Erkeklerin, kadınlar arasındaki sükse ve başarıları ya da uğraşlarının teknik ayrıntıları davetliler bir tarafa, hattâ içten dostlarımızı bile pekaz ilgilendiren konulardır. Sofrada güzel bir öykü anlatmak herkesi ilgilendireceği gibi, yerinde ve nükteli anlatılmış hikâyeler (ancak nükte davetlilerden birini yerme veya aleyhinde olmamak koşuluyla) sofranın ahenk ve neşesini arttırmış olur. Bu bakımdan sofrada hikâye anlatmak çok yerinde bir davranıştır. Ancak anlatılan hikâyede ayıp ve kaba kelimeler kullanılmış olmaması gerekir...
Bir de hikâyeyi anlatacak olan kimse hikâyesini iyi bilmesi ve uygun düşecek yerde anlatması gerekir. Ayıp, ya da kaba kelimeler kullanarak anlatılan hikâyeler ortalıkta bir soğukluk yaratabileceği gibi, hikâyeyi iyi bilmemekten veya bazı yerlerini hatırlayamamaktan doğan duraklamalar, düşünmeler insanın gülünç bir duruma düşmesine neden olur. Esasen böyle genel sofra, ziyafet veya meclislerde hikâye anlatacak olan kimseler, aşağıdaki özellikleri gözönünde bulundurmak zorunluluğundadırlar.
a) Zaman ve yere uygun olması, yani ciddî bir konu üzerinde konuşulurken, damdan düşercesine hikâye anlatmaya kalkışılmaması, ortada konuşanlarla anlatılacak hikâye arasında ilgi bulunması.
b) Hikâyenin iyice bilinmesi, baş, orta ve sonunun birbirine karıştırılmaması için anlatmadan önce, bütün hikâyeyi şöyle bir zihinden geçirilmiş olması,
c) Ağır konuşarak, nükteli, gerekli yerlerde ve dinleyenler tarafından gülündüğü anlarda durulması,
d) Hikâyenin nükteli olması, anlaşılması güç, çetin ve sıkıcı olmaması,
e) Hikâye anlatılmaya başlamadan, anlatılırken hatta anlatıldıktan sonra hikâyeyi anlatan tarafından gülünmemesi. (Çünkü davetliler tarafından biri çıkıp da, kahkayı basarak durun size daha tuhafını anlatayım derse, anlatan zor duruma düşmüş olabilir.)
f) Davetliler tarafından sürekli rica ve ısrar olmadıkça ikinci bir hikâyeye başlanmaması gerekir.
Hikâyeyi dinleyen davetliler arasında da, anlatılan hikâyeyi bilen olmuş olsa da, «ben bu hikâyeyi biliyorum» demesi gerektiği gibi, jest ve hareketleriyle bildiğini sezdirmemesi ve hikâyenin sonuna kadar ilgilenerek, sonunda da hiç bilmiyormuş gibi davranması gerekir.
Ve yine dinleyenler, hikâye anlatılırken, nakledenin sözünü kesmemesi, dinlemezlikten gelerek yanındakilerle konuşmaması, gözünü başka bir yöne daldırmaması, esner gibi davranışlarla sıkıldığını belli etmemesi gerekir.

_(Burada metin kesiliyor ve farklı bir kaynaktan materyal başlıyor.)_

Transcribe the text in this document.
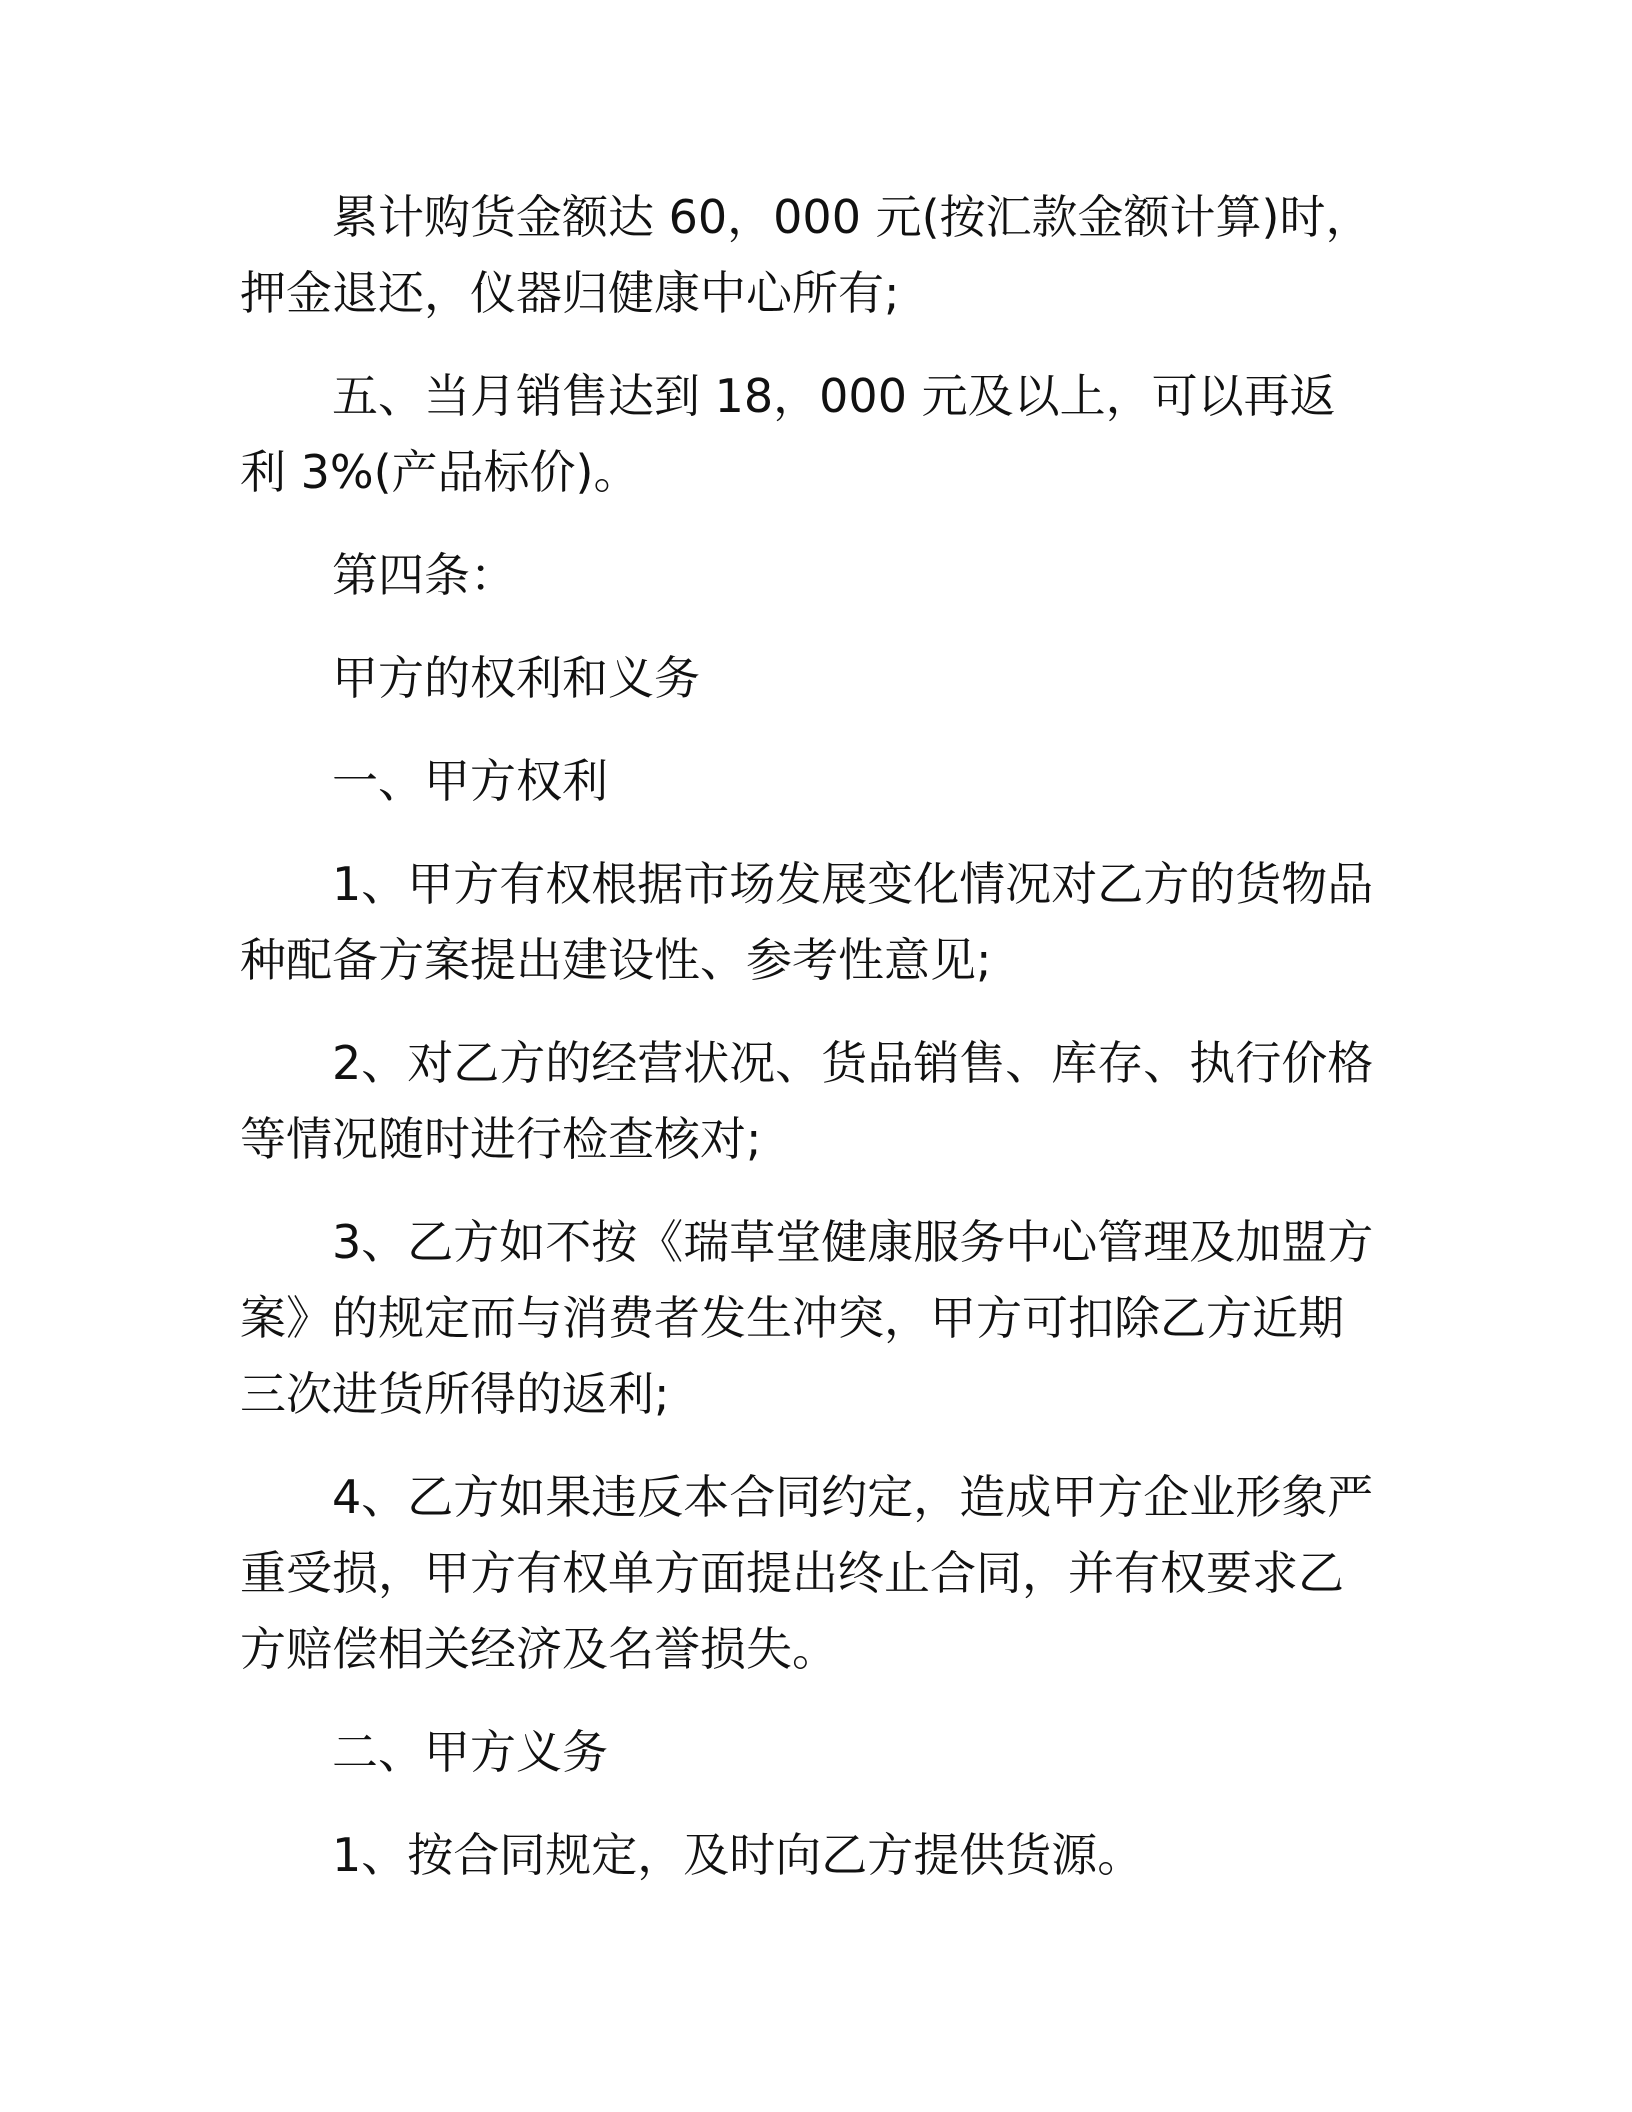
累计购货金额达 60，000 元(按汇款金额计算)时，押金退还，仪器归健康中心所有;

五、当月销售达到 18，000 元及以上，可以再返利 3%(产品标价)。

第四条：

甲方的权利和义务

一、甲方权利

1、甲方有权根据市场发展变化情况对乙方的货物品种配备方案提出建设性、参考性意见;

2、对乙方的经营状况、货品销售、库存、执行价格等情况随时进行检查核对;

3、乙方如不按《瑞草堂健康服务中心管理及加盟方案》的规定而与消费者发生冲突，甲方可扣除乙方近期三次进货所得的返利;

4、乙方如果违反本合同约定，造成甲方企业形象严重受损，甲方有权单方面提出终止合同，并有权要求乙方赔偿相关经济及名誉损失。

二、甲方义务

1、按合同规定，及时向乙方提供货源。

Hikâyemizi anlatırken, davetlilerden biri, ikide bir sözümüzü kesecek olursa veya bir de kendi anlatmak istediğini belli eden jest ve davranışlar yapacak olursa, hikâyeyi orada keserek: "Buyurun siz anlatın, sizin hikâyeleriniz bize daha fazla zevk verecektir..." demek suretiyle o kimsenin terbiyesizce davranışına nazikâne bir ders vermelidir. Kendisi bu davranışımızın anlamını anlayamayacak kadar pişkin dahi olsa, sizi dinlemekte olan diğer konuklar saygısız hakkında hükümlerini vermekte gecikmezler.
Sonra yine anlatmakta olduğumuz hikâyeyi eğer kimse dinlemiyorsa veya anlatırken yüzünüze kimse bakmayarak ilgilenmiyorsa; hikâyeniz dinleyenleri ilgilendirmiyor demektir. O halde boşuna nefes tüketmekte anlam yoktur. Yarıda bırakmaktan doğacak sıkılganlıktan kurtulmak için hikâyeyi kısa kesmeye bakmalıdır. Şunu da kısaca kaydedelim ki, sofrada nükteli ve yerinde hikâye anlatmak doğru bir davranış olmakla beraber, bunların fazla uzun olmamasına ve yine gereğinden fazla gülünecek bir şekilde olmamasına dikkat etmek gerekir. Uzun ve çok nükteli hikâyeleri yemekten sonraya bırakmak daha yerinde bir davranış olur. Çok güldürücü hikâyeler; karşısındakilerden birinin fazla gülmesi sonucunda ağzındaki kırıntıları etrafa saçması olasılığı olduğu gibi, çok uzun süren bir hikâye de karşısındakilerin yemeklerinin soğumasına neden olabilir.